Community/Public‑Health Strategies
- Ensure safe drinking water and proper sewage disposal.
- Implement strict hygiene protocols in day‑care centers and schools (hand‑washing stations, routine cleaning).
- Rapid outbreak investigation and reporting to local health departments.
- Education campaigns targeting high‑risk groups (MSM, travelers, caregivers).
- Vaccines are under development; none are currently licensed, but clinical trials are ongoing (e.g., Shigella conjugate vaccines).
Complications
When untreated or severe, shigellosis can lead to serious health problems:
- Severe dehydration – electrolyte imbalances can cause kidney injury or seizures.
- Hemolytic‑uremic syndrome (HUS) – a rare but life‑threatening condition characterized by kidney failure, anemia, and low platelets, most often linked to S. dysenteriae toxin production.
- Septicemia – bacterial entry into the bloodstream, especially in immunocompromised patients.
- Reactive arthritis – joint inflammation occurring weeks after infection.
- Persistent carrier state – some individuals continue to shed bacteria for months, posing a public‑health risk.

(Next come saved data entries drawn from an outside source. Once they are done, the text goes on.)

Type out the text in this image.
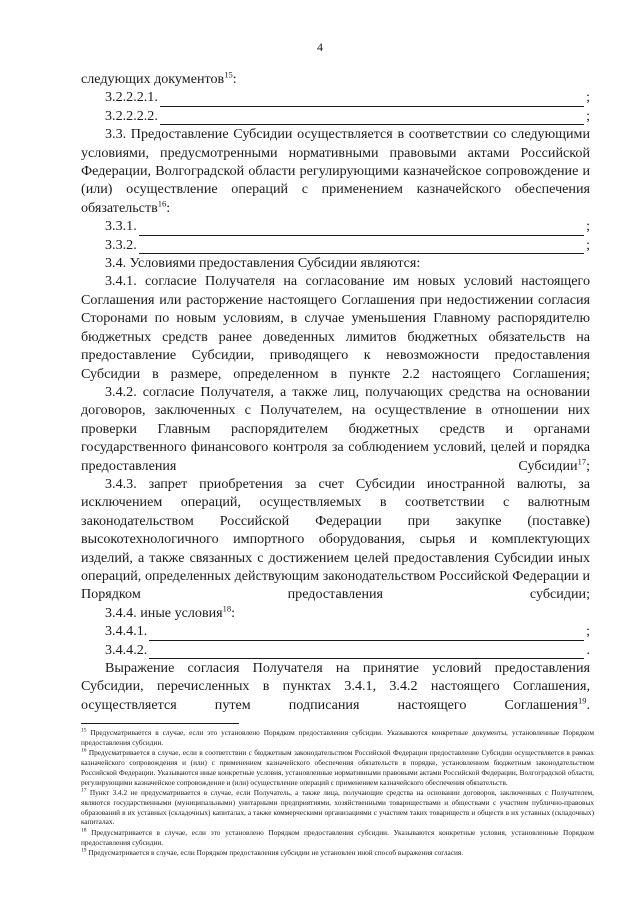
4

следующих документов$^{15}$:

3.2.2.2.1.	;
3.2.2.2.2.	;

3.3. Предоставление Субсидии осуществляется в соответствии со следующими условиями, предусмотренными нормативными правовыми актами Российской Федерации, Волгоградской области регулирующими казначейское сопровождение и (или) осуществление операций с применением казначейского обеспечения обязательств$^{16}$:

3.3.1.	;
3.3.2.	;

3.4. Условиями предоставления Субсидии являются:

3.4.1. согласие Получателя на согласование им новых условий настоящего Соглашения или расторжение настоящего Соглашения при недостижении согласия Сторонами по новым условиям, в случае уменьшения Главному распорядителю бюджетных средств ранее доведенных лимитов бюджетных обязательств на предоставление Субсидии, приводящего к невозможности предоставления Субсидии в размере, определенном в пункте 2.2 настоящего Соглашения;

3.4.2. согласие Получателя, а также лиц, получающих средства на основании договоров, заключенных с Получателем, на осуществление в отношении них проверки Главным распорядителем бюджетных средств и органами государственного финансового контроля за соблюдением условий, целей и порядка предоставления Субсидии$^{17}$;

3.4.3. запрет приобретения за счет Субсидии иностранной валюты, за исключением операций, осуществляемых в соответствии с валютным законодательством Российской Федерации при закупке (поставке) высокотехнологичного импортного оборудования, сырья и комплектующих изделий, а также связанных с достижением целей предоставления Субсидии иных операций, определенных действующим законодательством Российской Федерации и Порядком предоставления субсидии;

3.4.4. иные условия$^{18}$:

3.4.4.1.	;
3.4.4.2.	.

Выражение согласия Получателя на принятие условий предоставления Субсидии, перечисленных в пунктах 3.4.1, 3.4.2 настоящего Соглашения, осуществляется путем подписания настоящего Соглашения$^{19}$.

$^{15}$ Предусматривается в случае, если это установлено Порядком предоставления субсидии. Указываются конкретные документы, установленные Порядком предоставления субсидии.

$^{16}$ Предусматривается в случае, если в соответствии с бюджетным законодательством Российской Федерации предоставление Субсидии осуществляется в рамках казначейского сопровождения и (или) с применением казначейского обеспечения обязательств в порядке, установленном бюджетным законодательством Российской Федерации. Указываются иные конкретные условия, установленные нормативными правовыми актами Российской Федерации, Волгоградской области, регулирующими казначейское сопровождение и (или) осуществление операций с применением казначейского обеспечения обязательств.

$^{17}$ Пункт 3.4.2 не предусматривается в случае, если Получатель, а также лица, получающие средства на основании договоров, заключенных с Получателем, являются государственными (муниципальными) унитарными предприятиями, хозяйственными товариществами и обществами с участием публично-правовых образований в их уставных (складочных) капиталах, а также коммерческими организациями с участием таких товариществ и обществ в их уставных (складочных) капиталах.

$^{18}$ Предусматривается в случае, если это установлено Порядком предоставления субсидии. Указываются конкретные условия, установленные Порядком предоставления субсидии.

$^{19}$ Предусматривается в случае, если Порядком предоставления субсидии не установлен иной способ выражения согласия.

When to Seek Emergency Care
- Signs of severe dehydration: dizziness, fainting, very dry mouth, no urine output for >6 hours, or sunken eyes.
- Persistent high fever (≥39.5 °C / 103 °F) lasting more than 48 hours.
- Bloody diarrhea accompanied by severe abdominal pain or vomiting.
- Rapid heart rate (tachycardia) or low blood pressure (hypotension).
- Neurological symptoms: confusion, seizures, or severe headache.
- In infants: lethargy, inability to drink, or a sunken fontanelle.
These signs may indicate dehydration, sepsis, or complications such as hemolytic‑uremic syndrome, all of which require immediate medical attention.